Considera-se assim tempestiva a colocação da questão relativa à pretensa inconstitucionalidade da norma do artigo 713º, nº 5, do Código de Processo Civil apenas no requerimento de interposição de recurso para o Tribunal Constitucional.
7. Constitui objecto do presente recurso a norma constante do artigo
713º, nº 5, do Código de Processo Civil, na redacção que resulta do Decreto-Lei nº 329-A/95, de 12 de Dezembro, cujo teor é o seguinte:
'Quando a Relação confirmar inteiramente a sem qualquer declaração de voto o julgado em 1ª instância, quer quanto à decisão, quer quanto aos seus fundamentos, pode o acórdão limitar-se a negar provimento ao recurso, remetendo para os fundamentos da decisão impugnada.'
Esta norma é aplicável ao julgamento do recurso de agravo interposto na 2ª instância, por força das disposições conjugadas dos artigos 762, nº 1,º e
749º do Código de Processo Civil.
8. No entender dos recorrentes, a norma em causa seria inconstitucional por violação do artigo 205º, nº 1, da Constituição.
Determina o preceito constitucional invocado:
'As decisões dos tribunais que não sejam de mero expediente são fundamentadas na forma prevista na lei'.
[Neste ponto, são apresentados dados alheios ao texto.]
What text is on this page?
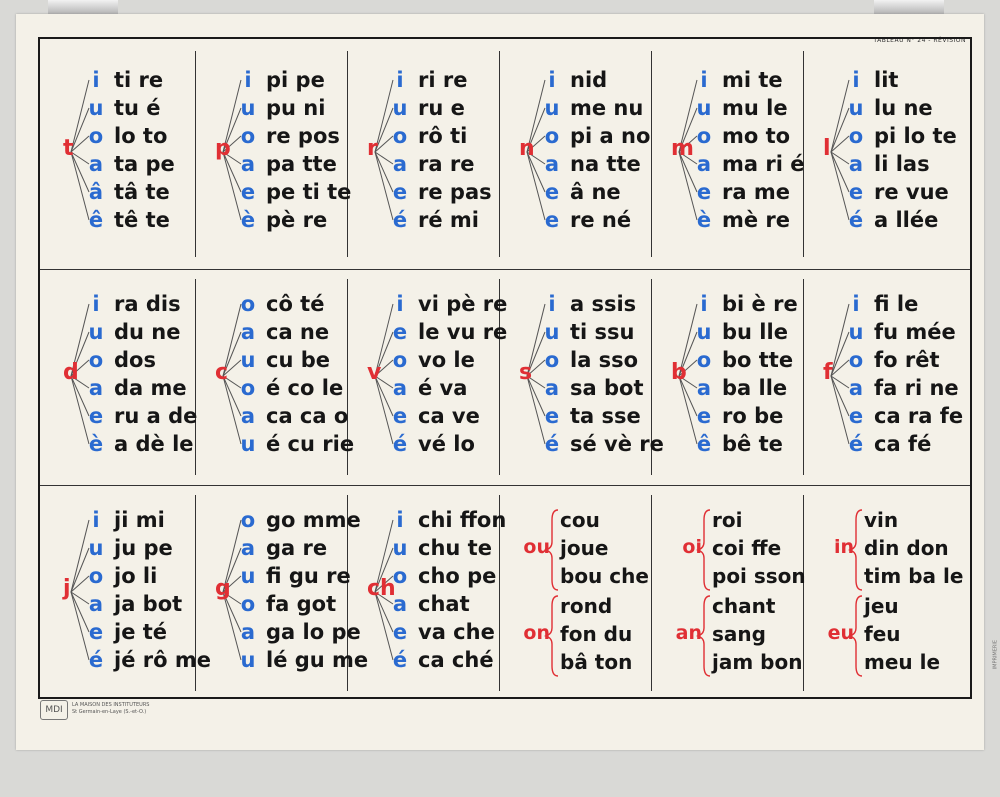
TABLEAU N° 24 - RÉVISION
t
i ti re
u tu é
o lo to
a ta pe
â tâ te
ê tê te
p
i pi pe
u pu ni
o re pos
a pa tte
e pe ti te
è pè re
r
i ri re
u ru e
o rô ti
a ra re
e re pas
é ré mi
n
i nid
u me nu
o pi a no
a na tte
e â ne
e re né
m
i mi te
u mu le
o mo to
a ma ri é
e ra me
è mè re
l
i lit
u lu ne
o pi lo te
a li las
e re vue
é a llée
d
i ra dis
u du ne
o dos
a da me
e ru a de
è a dè le
c
o cô té
a ca ne
u cu be
o é co le
a ca ca o
u é cu rie
v
i vi pè re
e le vu re
o vo le
a é va
e ca ve
é vé lo
s
i a ssis
u ti ssu
o la sso
a sa bot
e ta sse
é sé vè re
b
i bi è re
u bu lle
o bo tte
a ba lle
e ro be
ê bê te
f
i fi le
u fu mée
o fo rêt
a fa ri ne
e ca ra fe
é ca fé
j
i ji mi
u ju pe
o jo li
a ja bot
e je té
é jé rô me
g
o go mme
a ga re
u fi gu re
o fa got
a ga lo pe
u lé gu me
ch
i chi ffon
u chu te
o cho pe
a chat
e va che
é ca ché
ou
cou
joue
bou che
on
rond
fon du
bâ ton
oi
roi
coi ffe
poi sson
an
chant
sang
jam bon
in
vin
din don
tim ba le
eu
jeu
feu
meu le
MDI	LA MAISON DES INSTITUTEURS
St Germain-en-Laye (S.-et-O.)
IMPRIMERIE
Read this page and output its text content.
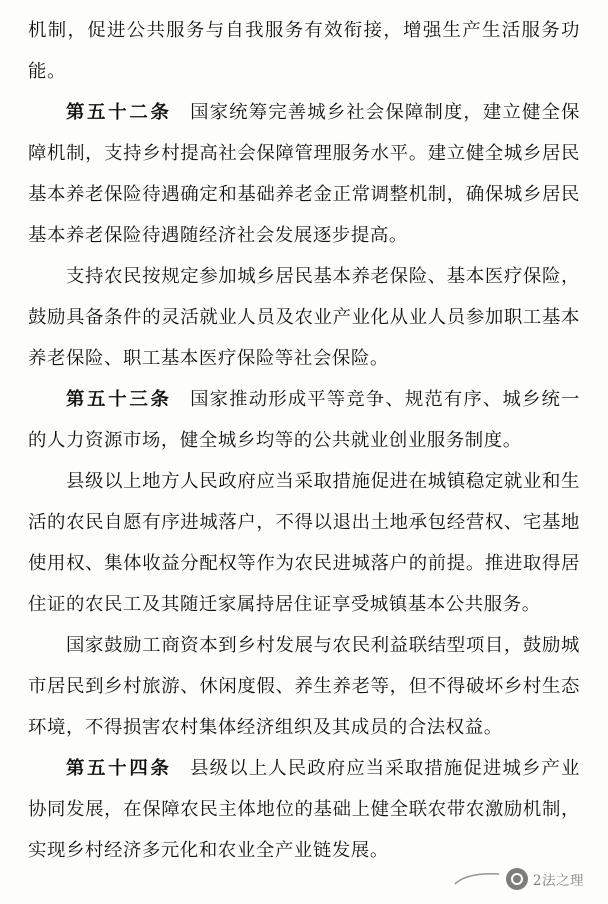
机制，促进公共服务与自我服务有效衔接，增强生产生活服务功能。

第五十二条 国家统筹完善城乡社会保障制度，建立健全保障机制，支持乡村提高社会保障管理服务水平。建立健全城乡居民基本养老保险待遇确定和基础养老金正常调整机制，确保城乡居民基本养老保险待遇随经济社会发展逐步提高。

支持农民按规定参加城乡居民基本养老保险、基本医疗保险，鼓励具备条件的灵活就业人员及农业产业化从业人员参加职工基本养老保险、职工基本医疗保险等社会保险。

第五十三条 国家推动形成平等竞争、规范有序、城乡统一的人力资源市场，健全城乡均等的公共就业创业服务制度。

县级以上地方人民政府应当采取措施促进在城镇稳定就业和生活的农民自愿有序进城落户，不得以退出土地承包经营权、宅基地使用权、集体收益分配权等作为农民进城落户的前提。推进取得居住证的农民工及其随迁家属持居住证享受城镇基本公共服务。

国家鼓励工商资本到乡村发展与农民利益联结型项目，鼓励城市居民到乡村旅游、休闲度假、养生养老等，但不得破坏乡村生态环境，不得损害农村集体经济组织及其成员的合法权益。

第五十四条 县级以上人民政府应当采取措施促进城乡产业协同发展，在保障农民主体地位的基础上健全联农带农激励机制，实现乡村经济多元化和农业全产业链发展。

2法之理
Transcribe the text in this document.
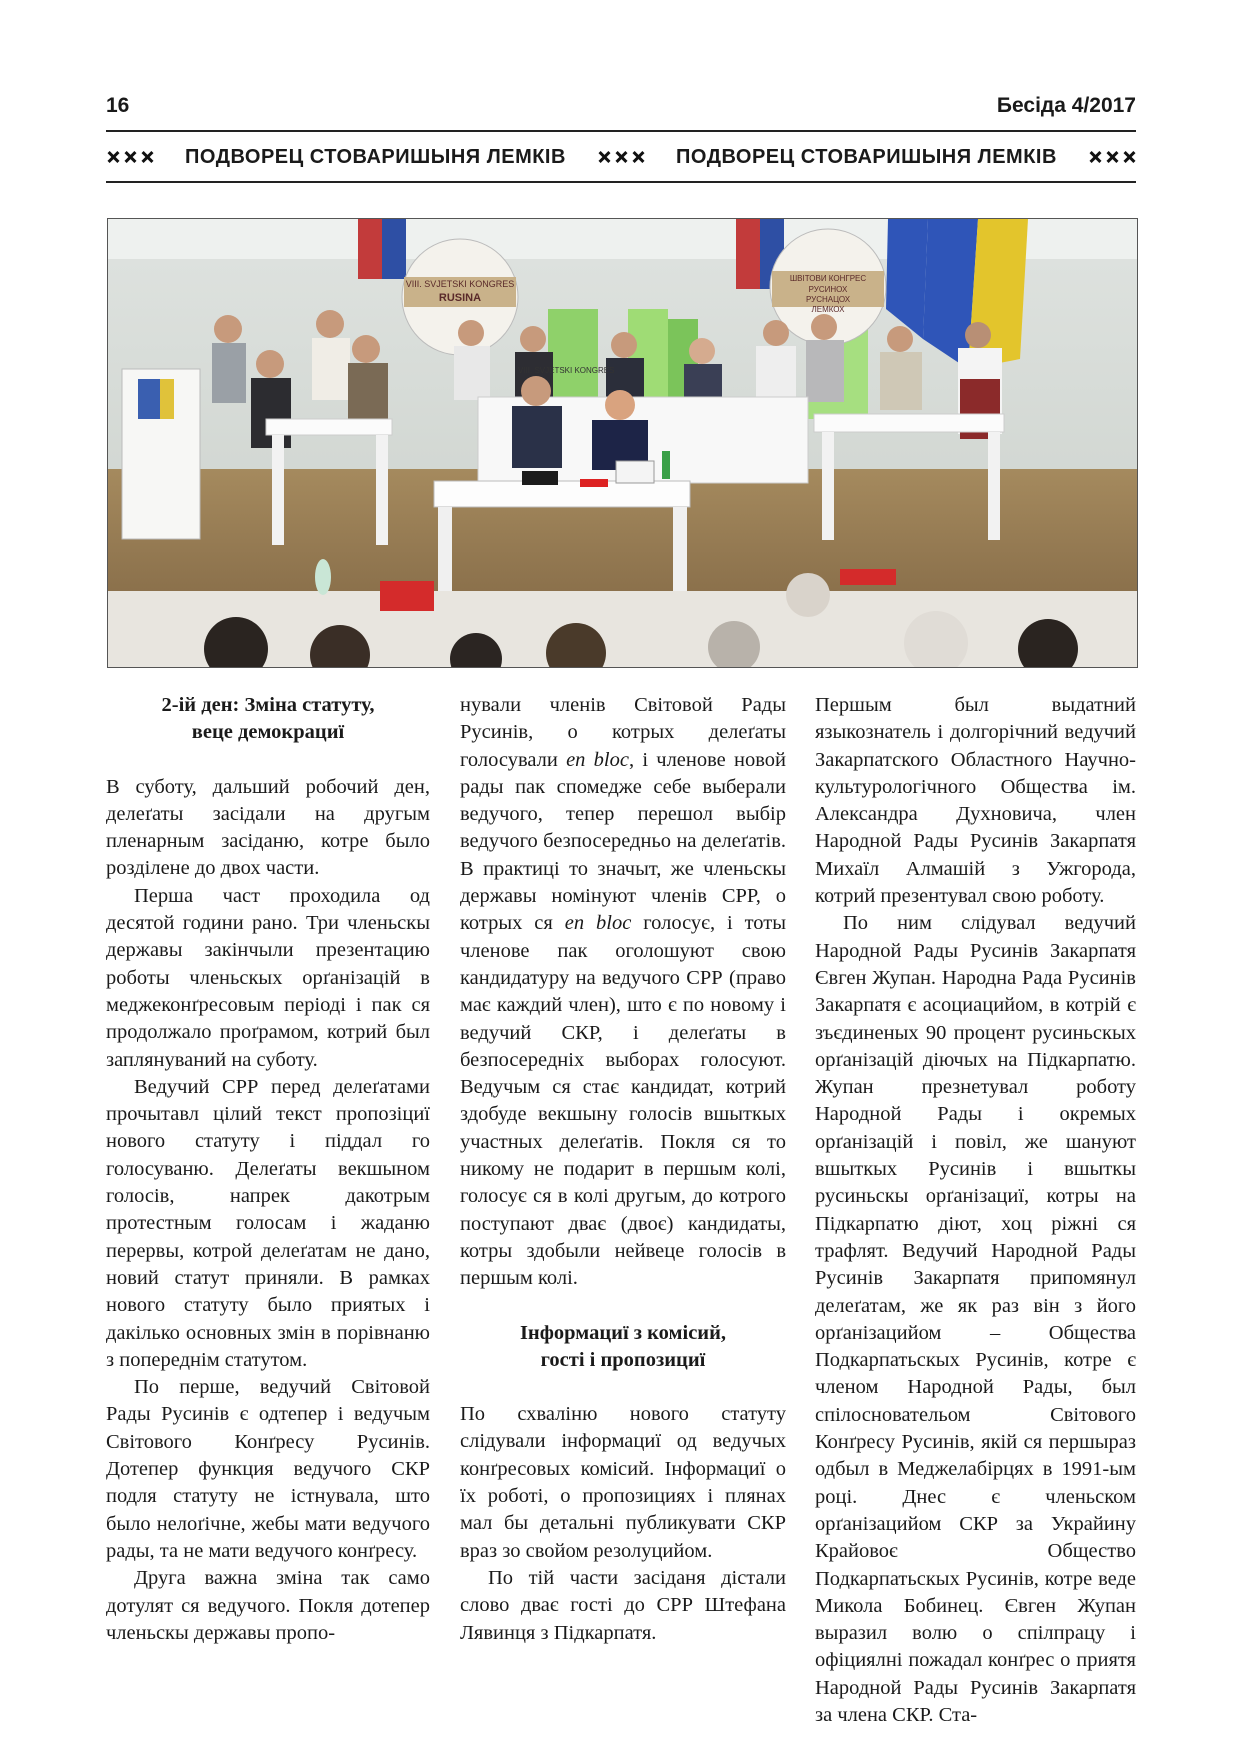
16	Бесіда 4/2017
ПОДВОРЕЦ СТОВАРИШЫНЯ ЛЕМКІВ	ПОДВОРЕЦ СТОВАРИШЫНЯ ЛЕМКІВ
VIII. SVJETSKI KONGRES
RUSINA
ШВІТОВИ КОНГРЕС
РУСИНОХ
РУСНАЦОХ
ЛЕМКОХ
VIII. SVJETSKI KONGRES

2-ій ден: Зміна статуту,
веце демокрациї

В суботу, дальший робочий ден, делеґаты засідали на другым пленарным засіданю, котре было розділене до двох части.

Перша част проходила од десятой години рано. Три членьскы державы закінчыли презентацию роботы членьскых орґанізацій в меджеконґресовым періоді і пак ся продолжало проґрамом, котрий был заплянуваний на суботу.

Ведучий СРР перед делеґатами прочытавл цілий текст пропозіциї нового статуту і піддал го голосуваню. Делеґаты векшыном голосів, напрек дакотрым протестным голосам і жаданю перервы, котрой делеґатам не дано, новий статут приняли. В рамках нового статуту было приятых і дакілько основных змін в порівнаню з попереднім статутом.

По перше, ведучий Світовой Рады Русинів є одтепер і ведучым Світового Конґресу Русинів. Дотепер функция ведучого СКР подля статуту не істнувала, што было нелоґічне, жебы мати ведучого рады, та не мати ведучого конґресу.

Друга важна зміна так само дотулят ся ведучого. Покля дотепер членьскы державы пропо-

нували членів Світовой Рады Русинів, о котрых делеґаты голосували en bloc, і членове новой рады пак спомедже себе выберали ведучого, тепер перешол выбір ведучого безпосередньо на делеґатів. В практиці то значыт, же членьскы державы номінуют членів СРР, о котрых ся en bloc голосує, і тоты членове пак оголошуют свою кандидатуру на ведучого СРР (право має каждий член), што є по новому і ведучий СКР, і делеґаты в безпосередніх выборах голосуют. Ведучым ся стає кандидат, котрий здобуде векшыну голосів вшыткых участных делеґатів. Покля ся то никому не подарит в першым колі, голосує ся в колі другым, до котрого поступают дває (двоє) кандидаты, котры здобыли нейвеце голосів в першым колі.

Інформациї з комісий,
гості і пропозициї

По схваліню нового статуту слідували інформациї од ведучых конґресовых комісий. Інформациї о їх роботі, о пропозициях і плянах мал бы детальні публикувати СКР враз зо свойом резолуцийом.

По тій части засіданя дістали слово дває гості до СРР Штефана Лявинця з Підкарпатя.

Першым был выдатний языкознатель і долгорічний ведучий Закарпатского Областного Научно-культурологічного Общества ім. Александра Духновича, член Народной Рады Русинів Закарпатя Михаїл Алмашій з Ужгорода, котрий презентувал свою роботу.

По ним слідувал ведучий Народной Рады Русинів Закарпатя Євген Жупан. Народна Рада Русинів Закарпатя є асоциацийом, в котрій є зъєдиненых 90 процент русиньскых орґанізацій діючых на Підкарпатю. Жупан презнетувал роботу Народной Рады і окремых орґанізацій і повіл, же шануют вшыткых Русинів і вшыткы русиньскы орґанізациї, котры на Підкарпатю діют, хоц ріжні ся трафлят. Ведучий Народной Рады Русинів Закарпатя припомянул делеґатам, же як раз він з його орґанізацийом – Общества Подкарпатьскых Русинів, котре є членом Народной Рады, был спілосновательом Світового Конґресу Русинів, якій ся першыраз одбыл в Меджелабірцях в 1991-ым році. Днес є членьском орґанізацийом СКР за Украйину Крайовоє Общество Подкарпатьскых Русинів, котре веде Микола Бобинец. Євген Жупан выразил волю о спілпрацу і офіциялні пожадал конґрес о приятя Народной Рады Русинів Закарпатя за члена СКР. Ста-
A exigência de fundamentação das decisões judiciais corresponde sem dúvida a um imperativo constitucional e constitui uma garantia integrante do conceito de Estado de Direito democrático.
Segundo o preceito constitucional invocado, a fundamentação das decisões judiciais está dependente da lei. O legislador ordinário goza de liberdade de conformação na definição do âmbito do dever de fundamentação, podendo garanti-lo com maior ou menor latitude.
Como este Tribunal sublinhou no acórdão nº 56/97 (publicado no Diário da República, II Série, nº 65, de 18 de Março de 1997, p. 3272 ss), a exigência constitucional nesta matéria limita-se a devolver ao legislador ordinário o encargo de definir o âmbito e a extensão do dever de fundamentar, conferindo-lhe ampla margem de liberdade constitutiva.
Tal não pode significar, evidentemente, discricionariedade legislativa susceptível de afastar o dever de fundamentar as decisões. Sobretudo quanto às decisões judiciais que tenham por objecto a solução do objecto do litígio, impõe-se a fundamentação ou motivação fáctica dos actos decisórios através da exposição concisa e completa dos motivos de facto, bem como das razões de direito que justificam a decisão.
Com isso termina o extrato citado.